Fear and libertarianism in Las Vegas

17 July 2014

1:00 PM

17 July 2014

1:00 PM

Great God, Vegas is an awful place. I realised this the moment I arrived. My cab driver — who’d been perfectly agreeable en route from the airport — mistook my post-flight sluggishness for reluctance to give him a tip, and drove off angrily cursing me as I fumbled in my pockets. The line just for the check-in desk was about a mile long. Everyone was fat and drunk and dressed for the beach. Outside it was too hot: 105°F at 5 p.m. Inside, it was too cold from the relentless air-conditioning. Everywhere had the style and charm and tastefulness of Redditch. By day three I’d had enough.

‘Don’t stay in Vegas more than three days,’ people had warned me. And people were right. It’s more than enough. Four days would definitely drive you mad. Five days just wouldn’t happen: no one would be that stupid. So that’s what I thought as I asked the company travel operator to rebook my flight. I checked with my boss at Breitbart if it would be OK to leave early. ‘Of course,’ said Larry. ‘You need time with your family.’

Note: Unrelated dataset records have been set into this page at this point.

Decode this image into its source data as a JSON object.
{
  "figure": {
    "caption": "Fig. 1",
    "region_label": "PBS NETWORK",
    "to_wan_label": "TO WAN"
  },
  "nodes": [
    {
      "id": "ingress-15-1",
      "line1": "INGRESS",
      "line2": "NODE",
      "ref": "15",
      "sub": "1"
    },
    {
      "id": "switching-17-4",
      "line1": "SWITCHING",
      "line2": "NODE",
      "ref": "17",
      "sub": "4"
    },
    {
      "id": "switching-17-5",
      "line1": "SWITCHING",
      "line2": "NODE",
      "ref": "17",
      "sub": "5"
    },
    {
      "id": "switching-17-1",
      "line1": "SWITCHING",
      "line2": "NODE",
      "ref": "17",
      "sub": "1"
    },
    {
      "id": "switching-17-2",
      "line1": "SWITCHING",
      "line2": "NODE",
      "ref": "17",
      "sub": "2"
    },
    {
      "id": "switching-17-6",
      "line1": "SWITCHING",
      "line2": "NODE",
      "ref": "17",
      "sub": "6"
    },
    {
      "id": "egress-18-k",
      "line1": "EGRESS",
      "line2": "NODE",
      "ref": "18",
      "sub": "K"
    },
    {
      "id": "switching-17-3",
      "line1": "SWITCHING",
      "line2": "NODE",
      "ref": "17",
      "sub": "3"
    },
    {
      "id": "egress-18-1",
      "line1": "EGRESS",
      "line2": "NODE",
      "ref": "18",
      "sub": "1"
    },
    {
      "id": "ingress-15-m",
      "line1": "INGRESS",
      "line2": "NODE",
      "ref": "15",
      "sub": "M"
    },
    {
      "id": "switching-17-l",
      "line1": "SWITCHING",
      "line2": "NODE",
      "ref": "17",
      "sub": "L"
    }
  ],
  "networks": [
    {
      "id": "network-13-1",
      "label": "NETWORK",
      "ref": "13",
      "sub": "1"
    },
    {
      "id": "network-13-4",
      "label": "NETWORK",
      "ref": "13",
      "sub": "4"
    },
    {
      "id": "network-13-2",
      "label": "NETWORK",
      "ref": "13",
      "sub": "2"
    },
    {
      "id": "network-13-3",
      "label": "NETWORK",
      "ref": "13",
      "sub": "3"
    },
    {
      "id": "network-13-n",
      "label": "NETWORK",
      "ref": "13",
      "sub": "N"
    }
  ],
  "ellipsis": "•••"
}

But then something terrible happened. I think probably drugs were to blame. They usually are in Vegas stories. It only occurred to me subsequently how much cultish literature and how many weird movies there are about people getting to Vegas, getting trapped in Vegas, or leaving Vegas and coming down hard. The reason for this is quite simple: you can only survive Vegas if you learn to love it — and to do that you must first sell it your soul.

It’s OK, though. Vegas is a very obliging buyer. In return it’ll satisfy whatever vice to which you are prey. For some people it’s women. For others, obviously, it’s gambling. But it knew exactly what I wanted and it dangled it in front of me just as I was about to leave. ‘There are these people we should go hang with,’ said a friend. ‘They might have some weed.’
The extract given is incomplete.